Você sofreu preconceitos por ser mulher?

Eu não gosto de focar em preconceitos e obstáculos. Todo mundo possui dificuldades e para as mulheres sauditas é muito fácil dizer que tudo é difícil, que a Arábia Saudita é um país muito conservador e não fazer nada para mudar esse quadro. Precisamos seguir em frente, lutar e torcer para que consigamos transformar a sociedade saudita em um povo mais relaxado e tolerante. O reino está se abrindo, há muitas oportunidades para as mulheres agora, as coisas estão mudando. Mas, definitivamente, eu ainda não posso dizer que é um paraíso. Sempre haverá pessoas que irão pressionar as mulheres para que elas fiquem em casa, quietas, mas nós temos que lutar.

Sua família e seus amigos te apoiaram?

Meus pais sempre foram muito liberais, nunca nos impuseram os limites da sociedade saudita, conservadora e tribal. Meu pai sempre quis e trabalhou para que suas filhas alcançassem o que quisessem na vida e isso é raro na Arábia Saudita. Ninguém nos visitava porque éramos diferentes. Hoje eu agradeço meus pais por terem nos criado dessa forma, mas durante minha adolescência, eu sempre me sentia uma estranha.
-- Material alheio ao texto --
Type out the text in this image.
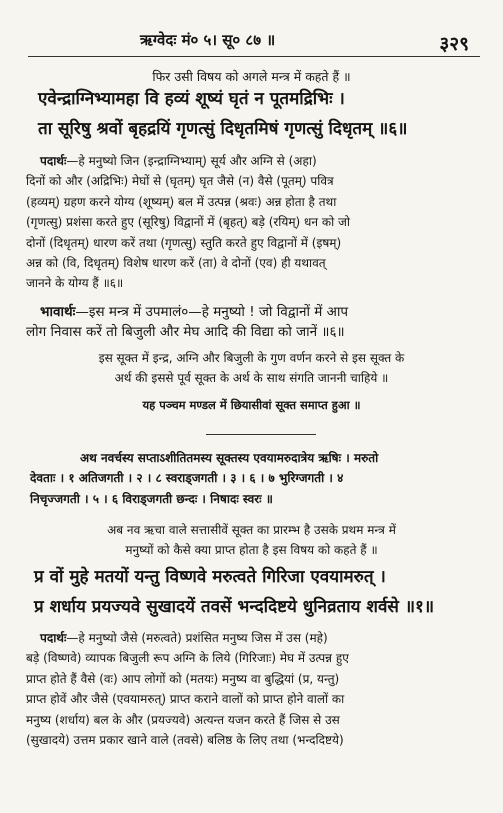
ऋग्वेदः मं० ५। सू० ८७ ॥	३२९

फिर उसी विषय को अगले मन्त्र में कहते हैं ॥

एवेन्द्राग्निभ्यामहा वि हव्यं शूष्यं घृतं न पूतमद्रिभिः ।

ता सूरिषु श्रवों बृहद्रयिं गृणत्सुं दिधृतमिषं गृणत्सुं दिधृतम् ॥६॥

पदार्थः—हे मनुष्यो जिन (इन्द्राग्निभ्याम्) सूर्य और अग्नि से (अहा)

दिनों को और (अद्रिभिः) मेघों से (घृतम्) घृत जैसे (न) वैसे (पूतम्) पवित्र

(हव्यम्) ग्रहण करने योग्य (शूष्यम्) बल में उत्पन्न (श्रवः) अन्न होता है तथा

(गृणत्सु) प्रशंसा करते हुए (सूरिषु) विद्वानों में (बृहत्) बड़े (रयिम्) धन को जो

दोनों (दिधृतम्) धारण करें तथा (गृणत्सु) स्तुति करते हुए विद्वानों में (इषम्)

अन्न को (वि, दिधृतम्) विशेष धारण करें (ता) वे दोनों (एव) ही यथावत्

जानने के योग्य हैं ॥६॥

भावार्थः—इस मन्त्र में उपमालं०—हे मनुष्यो ! जो विद्वानों में आप

लोग निवास करें तो बिजुली और मेघ आदि की विद्या को जानें ॥६॥

इस सूक्त में इन्द्र, अग्नि और बिजुली के गुण वर्णन करने से इस सूक्त के

अर्थ की इससे पूर्व सूक्त के अर्थ के साथ संगति जाननी चाहिये ॥

यह पञ्चम मण्डल में छियासीवां सूक्त समाप्त हुआ ॥

अथ नवर्चस्य सप्ताऽशीतितमस्य सूक्तस्य एवयामरुदात्रेय ऋषिः । मरुतो

देवताः । १ अतिजगती । २ । ८ स्वराड्जगती । ३ । ६ । ७ भुरिग्जगती । ४

निचृज्जगती । ५ । ६ विराड्जगती छन्दः । निषादः स्वरः ॥

अब नव ऋचा वाले सत्तासीवें सूक्त का प्रारम्भ है उसके प्रथम मन्त्र में

मनुष्यों को कैसे क्या प्राप्त होता है इस विषय को कहते हैं ॥

प्र वों मुहे मतयों यन्तु विष्णवे मरुत्वते गिरिजा एवयामरुत् ।

प्र शर्धाय प्रयज्यवे सुखादयें तवसें भन्ददिष्टये धुनिव्रताय शर्वसे ॥१॥

पदार्थः—हे मनुष्यो जैसे (मरुत्वते) प्रशंसित मनुष्य जिस में उस (महे)

बड़े (विष्णवे) व्यापक बिजुली रूप अग्नि के लिये (गिरिजाः) मेघ में उत्पन्न हुए

प्राप्त होते हैं वैसे (वः) आप लोगों को (मतयः) मनुष्य वा बुद्धियां (प्र, यन्तु)

प्राप्त होवें और जैसे (एवयामरुत्) प्राप्त कराने वालों को प्राप्त होने वालों का

मनुष्य (शर्धाय) बल के और (प्रयज्यवे) अत्यन्त यजन करते हैं जिस से उस

(सुखादये) उत्तम प्रकार खाने वाले (तवसे) बलिष्ठ के लिए तथा (भन्ददिष्टये)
Alguns jornais disseram que você recebeu ameaças de morte. Isso é verdade?

Todo mundo que trabalha com mídia na Arábia Saudita recebe ameaças de morte em algum momento. No começo da minha carreira, quando eu comecei a fazer filmes, meu pai recebia muitos e-mails e cartas dizendo “Como você ousa deixar sua filha aparecer na televisão e dirigir filmes? A fazer todas essas coisas desonrosas?” Ele nunca cedeu à pressão social. As mulheres sauditas sofrem muito, mas os homens também sofrem muita pressão: devem ser os guardiões dos bons costumes, devem proteger suas casas e controlar suas mulheres. Meu pai sempre sofreu com isso.

“A bicicleta é uma metáfora para liberdade de movimento, que não existe para mulheres e garotas na Arábia Saudita. Se eu quero ir a qualquer lugar, preciso de permissão de algum homem da família”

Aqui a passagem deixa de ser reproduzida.